Interpretive Summary: Producers of organically certified potatoes typically utilize a combination of nonchemical weed control methods such as cover crops, tillage, and cultivation to prevent weeds from reducing potato yield and harvest efficiency. Mustard seed meal (MSM) controlled weeds for several weeks following application to soil in several previous reports, but has not been tested in potato. This research evaluated the response of potatoes and weeds to MSM applied at several rates previously reported to control weeds. MSM applied at 2.2 and 4.5 MT ha-1 just after harrowing and prior to potato emergence reduced the number of early season weeds in potato and reduced late season broadleaf weeds in all three years tested. Little or no injury to potato was observed at the MSM rates tested and potato tuber yields and percentage of US No.1 tubers were not affected.

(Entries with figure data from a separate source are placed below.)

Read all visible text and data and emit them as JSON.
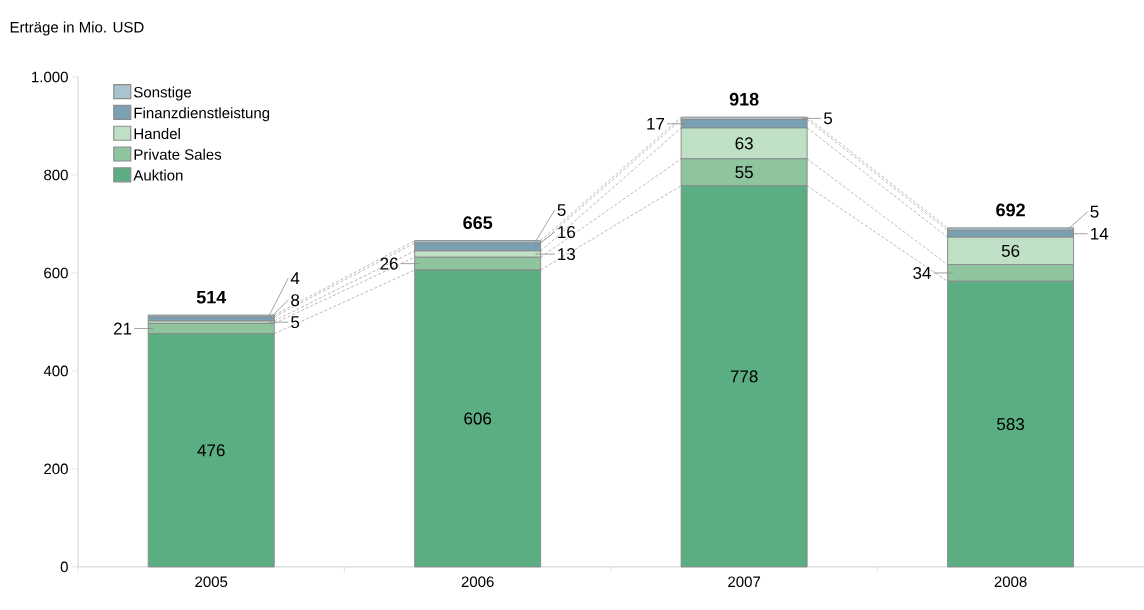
{
  "chart_data": {
    "type": "bar",
    "stacked": true,
    "ylabel": "Erträge in Mio. USD",
    "categories": [
      "2005",
      "2006",
      "2007",
      "2008"
    ],
    "series": [
      {
        "name": "Auktion",
        "color": "#5aae82",
        "values": [
          476,
          606,
          778,
          583
        ]
      },
      {
        "name": "Private Sales",
        "color": "#8fc59e",
        "values": [
          21,
          26,
          55,
          34
        ]
      },
      {
        "name": "Handel",
        "color": "#bfe0c5",
        "values": [
          5,
          13,
          63,
          56
        ]
      },
      {
        "name": "Finanzdienstleistung",
        "color": "#7aa0b3",
        "values": [
          8,
          16,
          17,
          14
        ]
      },
      {
        "name": "Sonstige",
        "color": "#a8c4cf",
        "values": [
          4,
          5,
          5,
          5
        ]
      }
    ],
    "ylim": [
      0,
      1000
    ],
    "yticks": [
      0,
      200,
      400,
      600,
      800,
      {
        "value": 1000,
        "label": "1.000"
      }
    ],
    "data_labels": true,
    "totals": [
      "514",
      "665",
      "918",
      "692"
    ],
    "legend": "top left"
  }
}
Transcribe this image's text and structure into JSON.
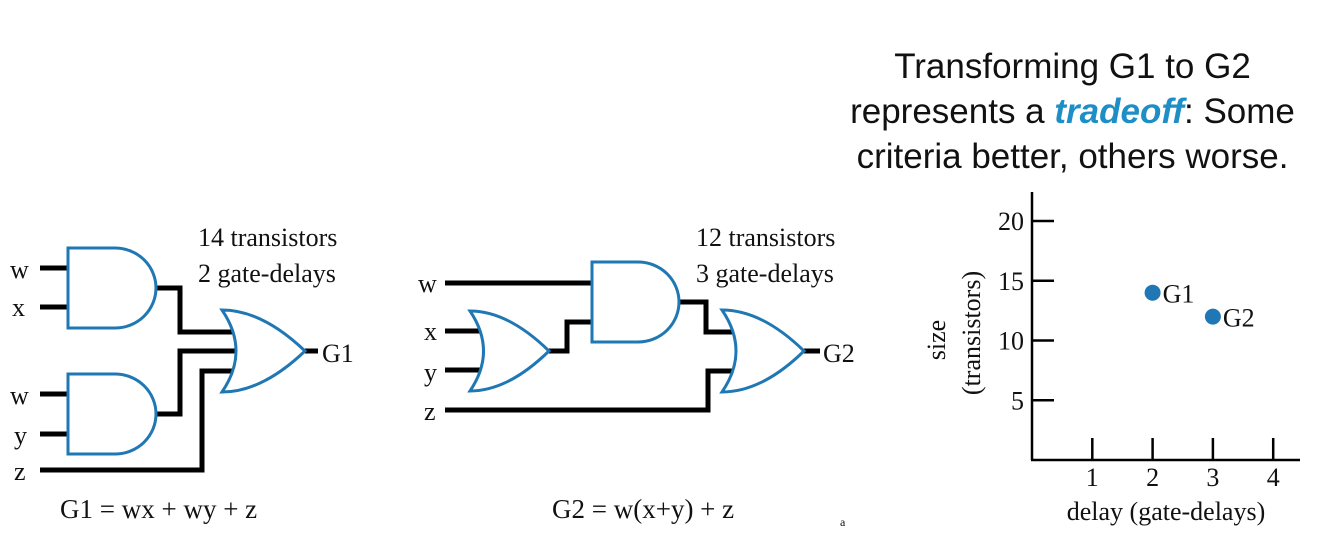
{
  "title": {
    "line1": "Transforming G1 to G2",
    "line2_pre": "represents a ",
    "line2_highlight": "tradeoff",
    "line2_post": ": Some",
    "line3": "criteria better, others worse."
  },
  "g1": {
    "inputs": [
      "w",
      "x",
      "w",
      "y",
      "z"
    ],
    "output": "G1",
    "stats": [
      "14 transistors",
      "2 gate-delays"
    ],
    "equation": "G1 = wx + wy + z"
  },
  "g2": {
    "inputs": [
      "w",
      "x",
      "y",
      "z"
    ],
    "output": "G2",
    "stats": [
      "12 transistors",
      "3 gate-delays"
    ],
    "equation": "G2 = w(x+y) + z"
  },
  "stray_mark": "a",
  "colors": {
    "accent": "#1e8fc6",
    "gate": "#1f77b4"
  },
  "chart_data": {
    "type": "scatter",
    "xlabel": "delay (gate-delays)",
    "ylabel_line1": "size",
    "ylabel_line2": "(transistors)",
    "x_ticks": [
      1,
      2,
      3,
      4
    ],
    "y_ticks": [
      5,
      10,
      15,
      20
    ],
    "xlim": [
      0,
      4.5
    ],
    "ylim": [
      0,
      20
    ],
    "points": [
      {
        "label": "G1",
        "x": 2,
        "y": 14
      },
      {
        "label": "G2",
        "x": 3,
        "y": 12
      }
    ]
  }
}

MSM could be a component of an integrated weed management program in organic potato production.
Technical Abstract: Mustard seed meal (MSM) derived from Sinapis alba controls weeds for several weeks following application to soil, but also has potential to injure the planted crop. Producers of certified organic potatoes typically utilize a combination of cover crops, soil hilling, harrowing, and cultivation for weed control. Once the potato canopy nears row closure, most late emerging weeds are suppressed by the dense potato canopy. MSM may have value for early season weed suppression in potato, but has not been previously tested. Our objectives were to determine the weed control efficacy and potato tolerance to MSM. We evaluated response of potatoes and weeds to MSM applied at 1.1, 2.2, and 4.5 MT ha-1 applied in a band on the potato hill just after a shallow harrowing and prior to potato emergence as part of an integrated weed management program in potatoes. MSM applied at 2.2 and 4.5 MT ha-1 reduced early season grass and broadleaf weed density 73 to 99% and 54 to 98%, respectively, in potato and reduced late season broadleaf weed biomass 71 to 94% in all three years tested. Early season grass weed density in potato was reduced by MSM at 2.2 and 4.5 MT ha-1. Late season grass weed biomass was reduced by the highest rate of 4.5 MT ha-1. MSM at 4.5 MT ha-1 caused minor injury to potato (3 to 15%) at 3 weeks after emergence, but did not reduce total tuber yields or percentage of US No.1 tubers. MSM could be a component of an integrated weed control program in potato.